Crossposted at Of Means and Ends.
We all recognize on some level that the circles that members of Congress run in are very different from the ones where most of us live our lives. But a new piece by Stephen Lurie over at The Atlantic shows just how stark the disparity really is:
For the first time, more than half of the members of Congress are millionaires. Nearly 200 are multimillionaires. One hundred are worth more than $5 million; the top-10 deal in nine digits. The annual congressional salary alone—$174,000 a year—qualifies every member as the top 6 percent of earners. None of them are close to experiencing the poverty-reduction programs—affordable housing, food assistance, Medicaid—that they help control. Though some came from poverty, a recent analysis by Nicholas Carnes, in his book White Collar Government: The Hidden Role of Class in Economic Policymaking, found that only 13 out of 783 members of Congress from 1999 to 2008 came from a “blue-collar” upbringing. None of them have experienced that poverty in decades; those who did did so under vastly different public-policy circumstances.
That's less than 2% of members of Congress who have lived a "blue collar" lifestyle, compared to
54% of Americans who have held blue collar jobs as adults. It adds new meaning to the concept of politicians' being out of touch. <!--more-->
I've talked a lot about the importance of representation in politics and the way a diversity of life experiences in our government can result in better policy. A black man is going to better understand the demoralizing nature of "stop and frisk" policies. A woman understands what a hostile work environment due to sexual harassment would feel like. And a poor person understands how simplistic and wrongheaded it is to blame character flaws for poverty and cut funding for critical services. But most of the people setting that policy have never spent time in poverty, or even in the vicinity of it, and we get the policy results you would expect:
Apply this concern for wealth and the wealthy over political time, and the status of poverty and poverty spending in the U.S. logically follows: It’s largely ignored. As Eduardo Porter notes in the New York Times, “Few things are better at conveying what a nation really cares than how it spends its money.” The U.S. spends among the lowest on the poor per capita in the OECD, is the least effective at reducing poverty, and consequently, faces the largest poverty problem. Measured by the official poverty measure, poverty now is no lowerthan the level of nearly 50 years ago. Measured by the supplementary-poverty measure (which takes transfers into account), poverty had decreased significantly until 2000 but hasn’t declined since. While the poor continue to struggle, political outcomes have been more favorable for elites. Recent research by professors Martin Gilens and Benjamin Page concludes that American policy is disproportionately influenced by, and consequently benefits, moneyed interests. Given the circumstances of the decision makers, and their interest in remaining decision makers, this is a predictable outcome.
I am always grateful in a way that my family struggled financially when I was a kid. (That's easier to say as a child who was probably shielded from a lot than as a parent trying to keep a family afloat.) While it was never as dire as what many Americans are facing today, I always knew money was an issue and that I couldn't have everything my friends had. It's made me far less likely to take anything for granted in the more comfortable life I know live, and I am more sympathetic to the struggles people face than I would be otherwise. But Lurie points out that this experience is devalued in our politics:
On other issues, experience is deemed one of the most enviable characteristics for our elected officials. In times of war we seek veterans to lead and for troubled economies we want a proven hand, but the experience of poverty has never been held in as high esteem.

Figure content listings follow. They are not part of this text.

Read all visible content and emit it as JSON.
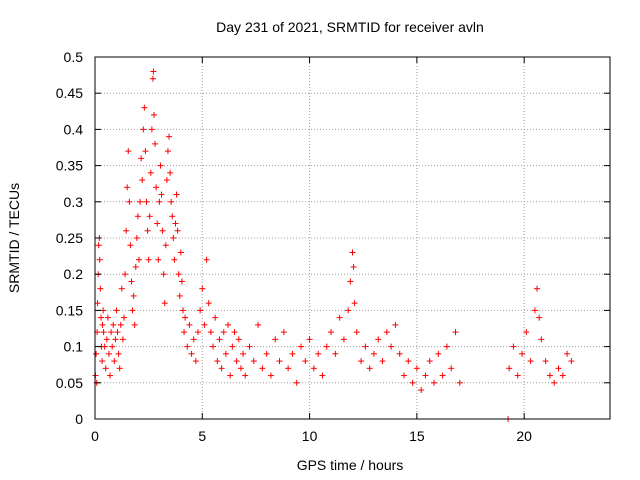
{
  "chart_data": {
    "type": "scatter",
    "title": "Day 231 of 2021, SRMTID for receiver avln",
    "xlabel": "GPS time / hours",
    "ylabel": "SRMTID / TECUs",
    "xlim": [
      0,
      24
    ],
    "ylim": [
      0,
      0.5
    ],
    "xticks": [
      0,
      5,
      10,
      15,
      20
    ],
    "yticks": [
      0,
      0.05,
      0.1,
      0.15,
      0.2,
      0.25,
      0.3,
      0.35,
      0.4,
      0.45,
      0.5
    ],
    "xtick_labels": [
      "0",
      "5",
      "10",
      "15",
      "20"
    ],
    "ytick_labels": [
      "0",
      "0.05",
      "0.1",
      "0.15",
      "0.2",
      "0.25",
      "0.3",
      "0.35",
      "0.4",
      "0.45",
      "0.5"
    ],
    "grid": true,
    "marker": "+",
    "color": "#ff0000",
    "series": [
      {
        "name": "SRMTID",
        "points": [
          [
            0.02,
            0.06
          ],
          [
            0.05,
            0.09
          ],
          [
            0.08,
            0.05
          ],
          [
            0.1,
            0.12
          ],
          [
            0.12,
            0.16
          ],
          [
            0.15,
            0.2
          ],
          [
            0.17,
            0.24
          ],
          [
            0.2,
            0.25
          ],
          [
            0.22,
            0.22
          ],
          [
            0.25,
            0.18
          ],
          [
            0.28,
            0.14
          ],
          [
            0.3,
            0.1
          ],
          [
            0.33,
            0.08
          ],
          [
            0.35,
            0.13
          ],
          [
            0.38,
            0.15
          ],
          [
            0.4,
            0.12
          ],
          [
            0.45,
            0.1
          ],
          [
            0.5,
            0.07
          ],
          [
            0.55,
            0.11
          ],
          [
            0.6,
            0.14
          ],
          [
            0.65,
            0.09
          ],
          [
            0.7,
            0.06
          ],
          [
            0.75,
            0.12
          ],
          [
            0.8,
            0.1
          ],
          [
            0.85,
            0.13
          ],
          [
            0.9,
            0.08
          ],
          [
            0.95,
            0.11
          ],
          [
            1.0,
            0.15
          ],
          [
            1.05,
            0.12
          ],
          [
            1.1,
            0.09
          ],
          [
            1.15,
            0.07
          ],
          [
            1.2,
            0.13
          ],
          [
            1.25,
            0.18
          ],
          [
            1.3,
            0.11
          ],
          [
            1.35,
            0.14
          ],
          [
            1.4,
            0.2
          ],
          [
            1.45,
            0.26
          ],
          [
            1.5,
            0.32
          ],
          [
            1.55,
            0.37
          ],
          [
            1.6,
            0.3
          ],
          [
            1.65,
            0.24
          ],
          [
            1.7,
            0.19
          ],
          [
            1.75,
            0.15
          ],
          [
            1.8,
            0.17
          ],
          [
            1.85,
            0.13
          ],
          [
            1.9,
            0.21
          ],
          [
            1.95,
            0.25
          ],
          [
            2.0,
            0.28
          ],
          [
            2.05,
            0.22
          ],
          [
            2.1,
            0.3
          ],
          [
            2.15,
            0.36
          ],
          [
            2.2,
            0.33
          ],
          [
            2.25,
            0.4
          ],
          [
            2.3,
            0.43
          ],
          [
            2.35,
            0.37
          ],
          [
            2.4,
            0.3
          ],
          [
            2.45,
            0.26
          ],
          [
            2.5,
            0.22
          ],
          [
            2.55,
            0.28
          ],
          [
            2.6,
            0.34
          ],
          [
            2.65,
            0.4
          ],
          [
            2.7,
            0.47
          ],
          [
            2.72,
            0.48
          ],
          [
            2.75,
            0.42
          ],
          [
            2.8,
            0.38
          ],
          [
            2.85,
            0.32
          ],
          [
            2.9,
            0.27
          ],
          [
            2.95,
            0.22
          ],
          [
            3.0,
            0.3
          ],
          [
            3.05,
            0.35
          ],
          [
            3.1,
            0.31
          ],
          [
            3.15,
            0.26
          ],
          [
            3.2,
            0.2
          ],
          [
            3.25,
            0.16
          ],
          [
            3.3,
            0.24
          ],
          [
            3.35,
            0.33
          ],
          [
            3.4,
            0.37
          ],
          [
            3.45,
            0.39
          ],
          [
            3.5,
            0.34
          ],
          [
            3.55,
            0.3
          ],
          [
            3.6,
            0.28
          ],
          [
            3.65,
            0.25
          ],
          [
            3.7,
            0.22
          ],
          [
            3.75,
            0.27
          ],
          [
            3.8,
            0.31
          ],
          [
            3.85,
            0.26
          ],
          [
            3.9,
            0.2
          ],
          [
            3.95,
            0.17
          ],
          [
            4.0,
            0.23
          ],
          [
            4.05,
            0.19
          ],
          [
            4.1,
            0.15
          ],
          [
            4.15,
            0.12
          ],
          [
            4.2,
            0.14
          ],
          [
            4.3,
            0.1
          ],
          [
            4.4,
            0.13
          ],
          [
            4.5,
            0.09
          ],
          [
            4.6,
            0.11
          ],
          [
            4.7,
            0.08
          ],
          [
            4.8,
            0.12
          ],
          [
            4.9,
            0.15
          ],
          [
            5.0,
            0.18
          ],
          [
            5.1,
            0.13
          ],
          [
            5.2,
            0.22
          ],
          [
            5.3,
            0.16
          ],
          [
            5.4,
            0.12
          ],
          [
            5.5,
            0.1
          ],
          [
            5.6,
            0.14
          ],
          [
            5.7,
            0.08
          ],
          [
            5.8,
            0.11
          ],
          [
            5.9,
            0.07
          ],
          [
            6.0,
            0.12
          ],
          [
            6.1,
            0.09
          ],
          [
            6.2,
            0.13
          ],
          [
            6.3,
            0.06
          ],
          [
            6.4,
            0.1
          ],
          [
            6.5,
            0.12
          ],
          [
            6.6,
            0.08
          ],
          [
            6.7,
            0.11
          ],
          [
            6.8,
            0.07
          ],
          [
            6.9,
            0.09
          ],
          [
            7.0,
            0.06
          ],
          [
            7.2,
            0.1
          ],
          [
            7.4,
            0.08
          ],
          [
            7.6,
            0.13
          ],
          [
            7.8,
            0.07
          ],
          [
            8.0,
            0.09
          ],
          [
            8.2,
            0.06
          ],
          [
            8.4,
            0.11
          ],
          [
            8.6,
            0.08
          ],
          [
            8.8,
            0.12
          ],
          [
            9.0,
            0.07
          ],
          [
            9.2,
            0.09
          ],
          [
            9.4,
            0.05
          ],
          [
            9.6,
            0.1
          ],
          [
            9.8,
            0.08
          ],
          [
            10.0,
            0.11
          ],
          [
            10.2,
            0.07
          ],
          [
            10.4,
            0.09
          ],
          [
            10.6,
            0.06
          ],
          [
            10.8,
            0.1
          ],
          [
            11.0,
            0.12
          ],
          [
            11.2,
            0.09
          ],
          [
            11.4,
            0.14
          ],
          [
            11.6,
            0.11
          ],
          [
            11.8,
            0.15
          ],
          [
            11.9,
            0.19
          ],
          [
            12.0,
            0.23
          ],
          [
            12.05,
            0.21
          ],
          [
            12.1,
            0.16
          ],
          [
            12.2,
            0.12
          ],
          [
            12.4,
            0.08
          ],
          [
            12.6,
            0.1
          ],
          [
            12.8,
            0.07
          ],
          [
            13.0,
            0.09
          ],
          [
            13.2,
            0.11
          ],
          [
            13.4,
            0.08
          ],
          [
            13.6,
            0.12
          ],
          [
            13.8,
            0.1
          ],
          [
            14.0,
            0.13
          ],
          [
            14.2,
            0.09
          ],
          [
            14.4,
            0.06
          ],
          [
            14.6,
            0.08
          ],
          [
            14.8,
            0.05
          ],
          [
            15.0,
            0.07
          ],
          [
            15.2,
            0.04
          ],
          [
            15.4,
            0.06
          ],
          [
            15.6,
            0.08
          ],
          [
            15.8,
            0.05
          ],
          [
            16.0,
            0.09
          ],
          [
            16.2,
            0.06
          ],
          [
            16.4,
            0.1
          ],
          [
            16.6,
            0.07
          ],
          [
            16.8,
            0.12
          ],
          [
            17.0,
            0.05
          ],
          [
            19.25,
            0.0
          ],
          [
            19.3,
            0.07
          ],
          [
            19.5,
            0.1
          ],
          [
            19.7,
            0.06
          ],
          [
            19.9,
            0.09
          ],
          [
            20.1,
            0.12
          ],
          [
            20.3,
            0.08
          ],
          [
            20.5,
            0.15
          ],
          [
            20.6,
            0.18
          ],
          [
            20.7,
            0.14
          ],
          [
            20.8,
            0.11
          ],
          [
            21.0,
            0.08
          ],
          [
            21.2,
            0.06
          ],
          [
            21.4,
            0.05
          ],
          [
            21.6,
            0.07
          ],
          [
            21.8,
            0.06
          ],
          [
            22.0,
            0.09
          ],
          [
            22.2,
            0.08
          ]
        ]
      }
    ]
  }
}
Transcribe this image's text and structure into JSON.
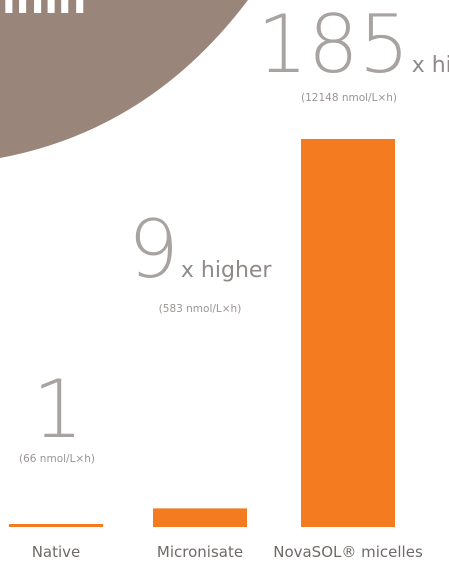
{
  "colors": {
    "bar": "#f47b20",
    "number": "#a8a3a1",
    "label": "#6f6a68",
    "corner_shape": "#9a857b"
  },
  "corner_logo_text": "inin",
  "chart_data": {
    "type": "bar",
    "title": "",
    "xlabel": "",
    "ylabel": "",
    "categories": [
      "Native",
      "Micronisate",
      "NovaSOL® micelles"
    ],
    "values": [
      66,
      583,
      12148
    ],
    "unit": "nmol/L×h",
    "multipliers": [
      "1",
      "9",
      "185"
    ],
    "multiplier_suffix": [
      "",
      "x higher",
      "x higher"
    ],
    "value_labels": [
      "(66 nmol/L×h)",
      "(583 nmol/L×h)",
      "(12148 nmol/L×h)"
    ],
    "ylim": [
      0,
      12148
    ],
    "grid": false,
    "legend": "none"
  }
}
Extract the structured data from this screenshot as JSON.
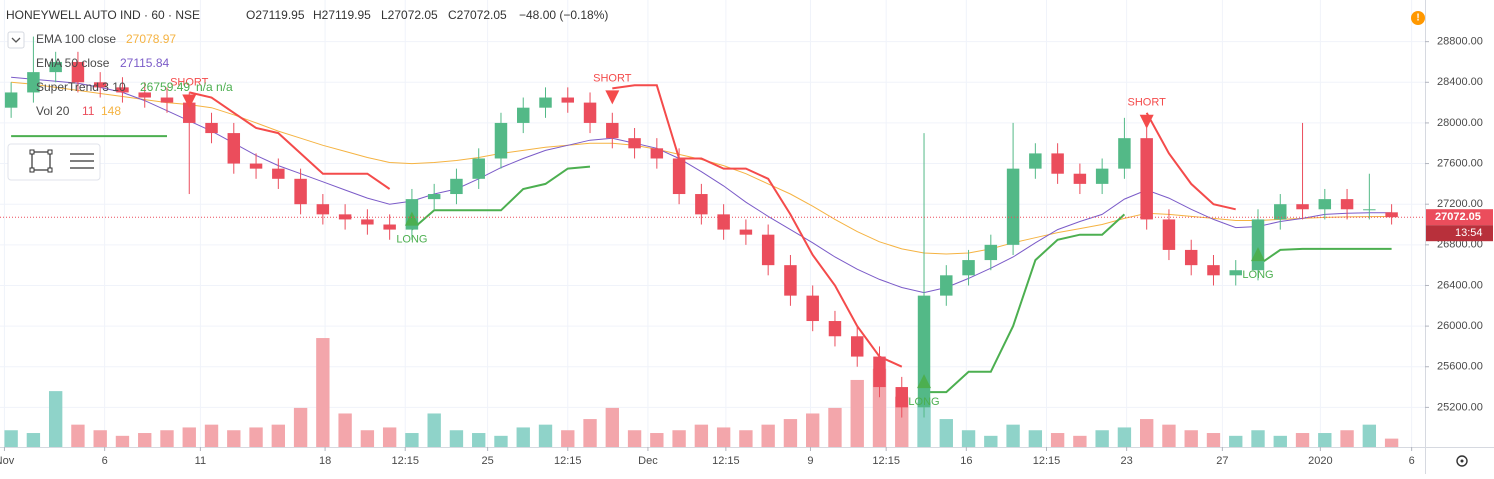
{
  "chart_data": {
    "type": "candlestick",
    "header": {
      "symbol": "HONEYWELL AUTO IND · 60 · NSE",
      "open": "O27119.95",
      "high": "H27119.95",
      "low": "L27072.05",
      "close": "C27072.05",
      "change": "−48.00 (−0.18%)"
    },
    "xlim": [
      -0.5,
      63.5
    ],
    "xticks": [
      {
        "value": -0.3,
        "label": "Nov"
      },
      {
        "value": 4.2,
        "label": "6"
      },
      {
        "value": 8.5,
        "label": "11"
      },
      {
        "value": 14.1,
        "label": "18"
      },
      {
        "value": 17.7,
        "label": "12:15"
      },
      {
        "value": 21.4,
        "label": "25"
      },
      {
        "value": 25,
        "label": "12:15"
      },
      {
        "value": 28.6,
        "label": "Dec"
      },
      {
        "value": 32.1,
        "label": "12:15"
      },
      {
        "value": 35.9,
        "label": "9"
      },
      {
        "value": 39.3,
        "label": "12:15"
      },
      {
        "value": 42.9,
        "label": "16"
      },
      {
        "value": 46.5,
        "label": "12:15"
      },
      {
        "value": 50.1,
        "label": "23"
      },
      {
        "value": 54.4,
        "label": "27"
      },
      {
        "value": 58.8,
        "label": "2020"
      },
      {
        "value": 62.9,
        "label": "6"
      }
    ],
    "ylim": [
      24810,
      29210
    ],
    "yticks": [
      {
        "value": 25200,
        "label": "25200.00"
      },
      {
        "value": 25600,
        "label": "25600.00"
      },
      {
        "value": 26000,
        "label": "26000.00"
      },
      {
        "value": 26400,
        "label": "26400.00"
      },
      {
        "value": 26800,
        "label": "26800.00"
      },
      {
        "value": 27200,
        "label": "27200.00"
      },
      {
        "value": 27600,
        "label": "27600.00"
      },
      {
        "value": 28000,
        "label": "28000.00"
      },
      {
        "value": 28400,
        "label": "28400.00"
      },
      {
        "value": 28800,
        "label": "28800.00"
      }
    ],
    "up_color": "#53b987",
    "down_color": "#eb4d5c",
    "open": [
      28150,
      28300,
      28500,
      28600,
      28400,
      28350,
      28300,
      28250,
      28200,
      28000,
      27900,
      27600,
      27550,
      27450,
      27200,
      27100,
      27050,
      27000,
      26950,
      27250,
      27300,
      27450,
      27650,
      28000,
      28150,
      28250,
      28200,
      28000,
      27850,
      27750,
      27650,
      27300,
      27100,
      26950,
      26900,
      26600,
      26300,
      26050,
      25900,
      25700,
      25400,
      25200,
      26300,
      26500,
      26650,
      26800,
      27550,
      27700,
      27500,
      27400,
      27550,
      27850,
      27050,
      26750,
      26600,
      26500,
      26550,
      27050,
      27200,
      27150,
      27250,
      27150,
      27119.95
    ],
    "high": [
      28400,
      28850,
      28700,
      28700,
      28500,
      28450,
      28400,
      28350,
      28300,
      28100,
      28000,
      27700,
      27650,
      27550,
      27300,
      27200,
      27150,
      27100,
      27350,
      27400,
      27550,
      27750,
      28100,
      28250,
      28350,
      28350,
      28300,
      28100,
      27950,
      27850,
      27750,
      27400,
      27200,
      27050,
      27000,
      26700,
      26400,
      26150,
      26000,
      25800,
      25500,
      27900,
      26600,
      26750,
      26900,
      28000,
      27800,
      27800,
      27600,
      27650,
      28050,
      27950,
      27150,
      26850,
      26700,
      26650,
      27150,
      27300,
      28000,
      27350,
      27350,
      27500,
      27200
    ],
    "low": [
      28050,
      28200,
      28400,
      28300,
      28250,
      28200,
      28150,
      28100,
      27300,
      27800,
      27500,
      27450,
      27350,
      27100,
      27000,
      26950,
      26900,
      26850,
      26850,
      27150,
      27200,
      27350,
      27550,
      27900,
      28050,
      28100,
      27900,
      27750,
      27650,
      27550,
      27200,
      27000,
      26850,
      26800,
      26500,
      26200,
      25950,
      25800,
      25600,
      25300,
      25100,
      25100,
      26200,
      26400,
      26550,
      26700,
      27450,
      27400,
      27300,
      27300,
      27450,
      26950,
      26650,
      26500,
      26400,
      26400,
      26450,
      26950,
      27050,
      27050,
      27050,
      27050,
      27000
    ],
    "close": [
      28300,
      28500,
      28600,
      28400,
      28350,
      28300,
      28250,
      28200,
      28000,
      27900,
      27600,
      27550,
      27450,
      27200,
      27100,
      27050,
      27000,
      26950,
      27250,
      27300,
      27450,
      27650,
      28000,
      28150,
      28250,
      28200,
      28000,
      27850,
      27750,
      27650,
      27300,
      27100,
      26950,
      26900,
      26600,
      26300,
      26050,
      25900,
      25700,
      25400,
      25200,
      26300,
      26500,
      26650,
      26800,
      27550,
      27700,
      27500,
      27400,
      27550,
      27850,
      27050,
      26750,
      26600,
      26500,
      26550,
      27050,
      27200,
      27150,
      27250,
      27150,
      27150,
      27072.05
    ],
    "countdown": "13:54",
    "ema100": {
      "name": "EMA 100 close",
      "last_label": "27078.97",
      "color": "#f5b342",
      "values": [
        28400,
        28380,
        28350,
        28320,
        28290,
        28260,
        28230,
        28200,
        28180,
        28150,
        28080,
        28000,
        27920,
        27850,
        27780,
        27720,
        27660,
        27610,
        27600,
        27610,
        27630,
        27660,
        27700,
        27730,
        27760,
        27780,
        27800,
        27800,
        27780,
        27740,
        27690,
        27640,
        27580,
        27500,
        27400,
        27300,
        27180,
        27050,
        26930,
        26830,
        26760,
        26720,
        26710,
        26720,
        26760,
        26820,
        26870,
        26920,
        26960,
        27000,
        27060,
        27110,
        27100,
        27080,
        27060,
        27040,
        27040,
        27050,
        27060,
        27070,
        27075,
        27078,
        27078.97
      ]
    },
    "ema50": {
      "name": "EMA 50 close",
      "last_label": "27115.84",
      "color": "#7b5bc8",
      "values": [
        28450,
        28430,
        28410,
        28390,
        28350,
        28300,
        28220,
        28120,
        28020,
        27920,
        27800,
        27680,
        27580,
        27500,
        27420,
        27340,
        27260,
        27200,
        27230,
        27300,
        27350,
        27450,
        27560,
        27650,
        27730,
        27780,
        27830,
        27850,
        27800,
        27750,
        27650,
        27520,
        27380,
        27220,
        27080,
        26950,
        26820,
        26680,
        26560,
        26460,
        26380,
        26330,
        26380,
        26470,
        26570,
        26680,
        26820,
        26950,
        27030,
        27100,
        27250,
        27340,
        27260,
        27150,
        27050,
        26970,
        26980,
        27030,
        27060,
        27100,
        27110,
        27115,
        27115.84
      ]
    },
    "supertrend": {
      "name": "SuperTrend 3 10",
      "last_label": "26759.49",
      "extra": "n/a n/a",
      "up_color": "#4caf50",
      "down_color": "#f44b4b",
      "up": [
        27870,
        27870,
        27870,
        27870,
        27870,
        27870,
        27870,
        27870,
        null,
        null,
        null,
        null,
        null,
        null,
        null,
        null,
        null,
        null,
        26950,
        27140,
        27140,
        27140,
        27140,
        27350,
        27400,
        27550,
        27570,
        null,
        null,
        null,
        null,
        null,
        null,
        null,
        null,
        null,
        null,
        null,
        null,
        null,
        null,
        25350,
        25350,
        25550,
        25550,
        26000,
        26650,
        26850,
        26900,
        26900,
        27100,
        null,
        null,
        null,
        null,
        null,
        26600,
        26750,
        26760,
        26760,
        26760,
        26760,
        26759.49
      ],
      "down": [
        null,
        null,
        null,
        null,
        null,
        null,
        null,
        null,
        28300,
        28250,
        28100,
        27950,
        27900,
        27700,
        27500,
        27500,
        27500,
        27350,
        null,
        null,
        null,
        null,
        null,
        null,
        null,
        null,
        null,
        28340,
        28370,
        28370,
        27650,
        27650,
        27550,
        27550,
        27450,
        27100,
        26700,
        26400,
        26000,
        25700,
        25600,
        null,
        null,
        null,
        null,
        null,
        null,
        null,
        null,
        null,
        null,
        28100,
        27700,
        27400,
        27200,
        27150,
        null,
        null,
        null,
        null,
        null,
        null,
        null
      ]
    },
    "signals": [
      {
        "text": "SHORT",
        "x": 8,
        "side": "down"
      },
      {
        "text": "LONG",
        "x": 18,
        "side": "up"
      },
      {
        "text": "SHORT",
        "x": 27,
        "side": "down"
      },
      {
        "text": "LONG",
        "x": 41,
        "side": "up"
      },
      {
        "text": "SHORT",
        "x": 51,
        "side": "down"
      },
      {
        "text": "LONG",
        "x": 56,
        "side": "up"
      }
    ],
    "volume": {
      "name": "Vol 20",
      "last_label": "11",
      "ma_label": "148",
      "lim": [
        0,
        8000
      ],
      "up_color": "#8fd3c9",
      "down_color": "#f3a6ab",
      "values": [
        300,
        250,
        1000,
        400,
        300,
        200,
        250,
        300,
        350,
        400,
        300,
        350,
        400,
        700,
        1950,
        600,
        300,
        350,
        250,
        600,
        300,
        250,
        200,
        350,
        400,
        300,
        500,
        700,
        300,
        250,
        300,
        400,
        350,
        300,
        400,
        500,
        600,
        700,
        1200,
        1400,
        900,
        800,
        500,
        300,
        200,
        400,
        300,
        250,
        200,
        300,
        350,
        500,
        400,
        300,
        250,
        200,
        300,
        200,
        250,
        250,
        300,
        400,
        150
      ]
    }
  }
}
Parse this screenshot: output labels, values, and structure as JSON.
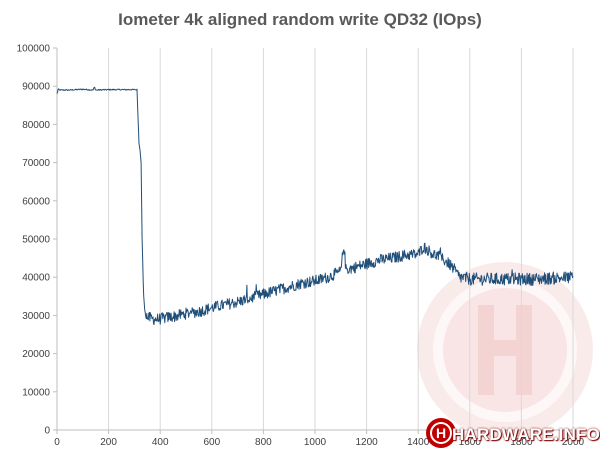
{
  "chart_data": {
    "type": "line",
    "title": "Iometer 4k aligned random write QD32 (IOps)",
    "xlabel": "",
    "ylabel": "",
    "xlim": [
      0,
      2000
    ],
    "ylim": [
      0,
      100000
    ],
    "x_ticks": [
      0,
      200,
      400,
      600,
      800,
      1000,
      1200,
      1400,
      1600,
      1800,
      2000
    ],
    "y_ticks": [
      0,
      10000,
      20000,
      30000,
      40000,
      50000,
      60000,
      70000,
      80000,
      90000,
      100000
    ],
    "grid": "vertical",
    "series": [
      {
        "name": "",
        "color": "#1f4e79",
        "x": [
          0,
          5,
          10,
          50,
          100,
          140,
          145,
          150,
          200,
          250,
          300,
          310,
          318,
          322,
          326,
          330,
          335,
          340,
          350,
          375,
          400,
          430,
          460,
          500,
          550,
          600,
          650,
          700,
          750,
          800,
          850,
          900,
          950,
          1000,
          1050,
          1100,
          1112,
          1120,
          1150,
          1200,
          1250,
          1300,
          1350,
          1400,
          1420,
          1440,
          1460,
          1480,
          1500,
          1520,
          1540,
          1560,
          1600,
          1650,
          1700,
          1750,
          1800,
          1850,
          1900,
          1950,
          2000
        ],
        "y": [
          88000,
          89200,
          89000,
          89000,
          89200,
          89000,
          89800,
          89000,
          89100,
          89100,
          89100,
          89100,
          75000,
          73000,
          70000,
          50000,
          36000,
          31500,
          29500,
          29000,
          29100,
          29500,
          29800,
          30500,
          31000,
          32000,
          32800,
          33500,
          34500,
          35500,
          36500,
          37500,
          38500,
          39000,
          40000,
          41500,
          48500,
          42000,
          42500,
          43500,
          44500,
          45000,
          45800,
          46000,
          48000,
          47000,
          46000,
          45500,
          44500,
          43500,
          42000,
          40000,
          39500,
          39500,
          39500,
          39500,
          39500,
          39500,
          39700,
          39800,
          40000
        ]
      }
    ],
    "noise": 1500
  },
  "watermark": {
    "letter": "H",
    "brand": "HARDWARE",
    "suffix": ".INFO",
    "color": "#c00000"
  }
}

We can’t expect effective and humane policy without representatives who understand, witness, and investigate the experience that they control. The forces that act on people living in poverty would act on the rest of us the same way, as Sendhil Mullainathan and Eldar Shafir argue in their book Scarcity: Why Having Too Little Means So Much. Poverty of all types—of time, mental bandwidth, and money—features a mindset of scarcity, where making the right choices are harder, and outcomes are bleaker.
In today's politics, it's unfashionable to talk about poor people. The political rhetoric focuses on the (shrinking) middle class. And our political system is not set up to funnel people without money and connections into political office. Lurie talks about how there is some success when politicians try to temporarily experience these struggles, by living on a food stamp budget or sleeping in a homeless shelter. That's better than nothing, but we need to figure out a way to get people with relevant real life experience making policy. In the meantime, we must pressure politicians and hold them accountable for these inhumane policies that favor the rich over the rest of us.